We identified several implications of our study. More information that clarifies misperceptions around the prevention of cervical cancer and the Dutch health care system is important. Furthermore, our study shows how a reversal of parent-child roles can take place as a consequence of parents’ difficulties in navigating the new country in which they live. This study also shows that religion is subordinate to culturally defined gender norms that control the behavior of boys and girls by stigmatizing girls having premarital sex. Moreover, this study shows that Somali women in the Netherlands are often not aware of men’s roles in HPV transmission. Despite the finding that men can be infected with HPV and transmit the virus to women, there are no nationally funded HPV vaccination programs or HPV DNA testing programs targeting men in Europe (with the exception of Austria). Thus, in order to protect the sexual health of ethnic minorities in the Netherlands, it is important to not only consider informing ethnic minorities about men’s roles in HPV transmission, but also to implement nationally funded HPV-related preventive care for men.
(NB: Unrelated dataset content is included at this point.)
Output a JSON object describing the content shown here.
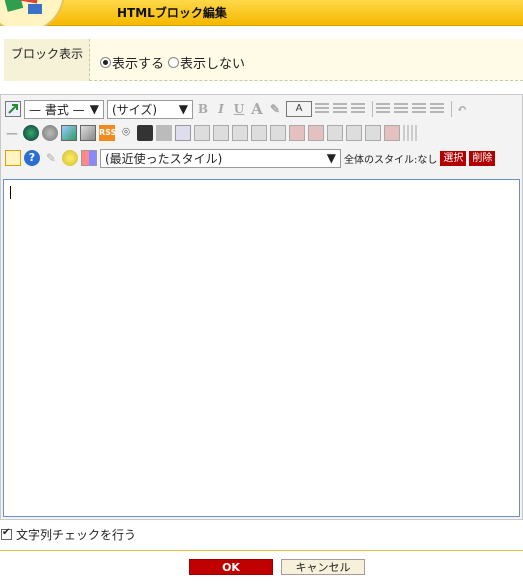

This study also shows how social factors influence Somali women’s health beliefs, which underlie participation in cervical cancer prevention. One can question whether the current cervical cancer prevention programs, the ways they are promoted, and by whom, fits with Somali culture. The framing of HPV vaccination messages as specifically preventing cervical cancer affecting Somali women in Somalia and in the Netherlands may increase the perceived severity of HPV and thus increase acceptability of vaccination amongst the Dutch-Somali population [40]. Also, the message that male circumcision has a protective effect against cervical cancer must be presented with caution to Somali women.
Oral education in Somali may reach mothers best [14, 41], as Somalia is known for its long tradition of poetry [41]. Hence, culturally sensitive information on cervical cancer prevention and the Dutch healthcare system can be provided through poetry or theater, and developed together with the target group. In addition, group meetings in which mothers can ask questions, reflect on cultural values, and exchange experiences with each other is recommended. Also, the use of cultural brokers in health care settings, who can identify with and have knowledge of a client’s cultural background as well as the Dutch health care system, might increase the demand for preventive health care [39].
Teachers can provide and discuss culturally appropriate information targeting the double sexual standard in schools. It is also recommended to take the cultural stigma on sexual matters into account and extend the HPV vaccination to an older age, as suggested earlier [33].
This study has unexpectedly increased Somali women’s awareness of their own cultural values and norms, and has stimulated them to reflect on perceptions different from their own. For some, it has even empowered them to change their attitudes towards the prevention of cervical cancer [28]. Forms of participatory research therefore seem appropriate for studying taboo topics, most likely for other marginalized groups as well.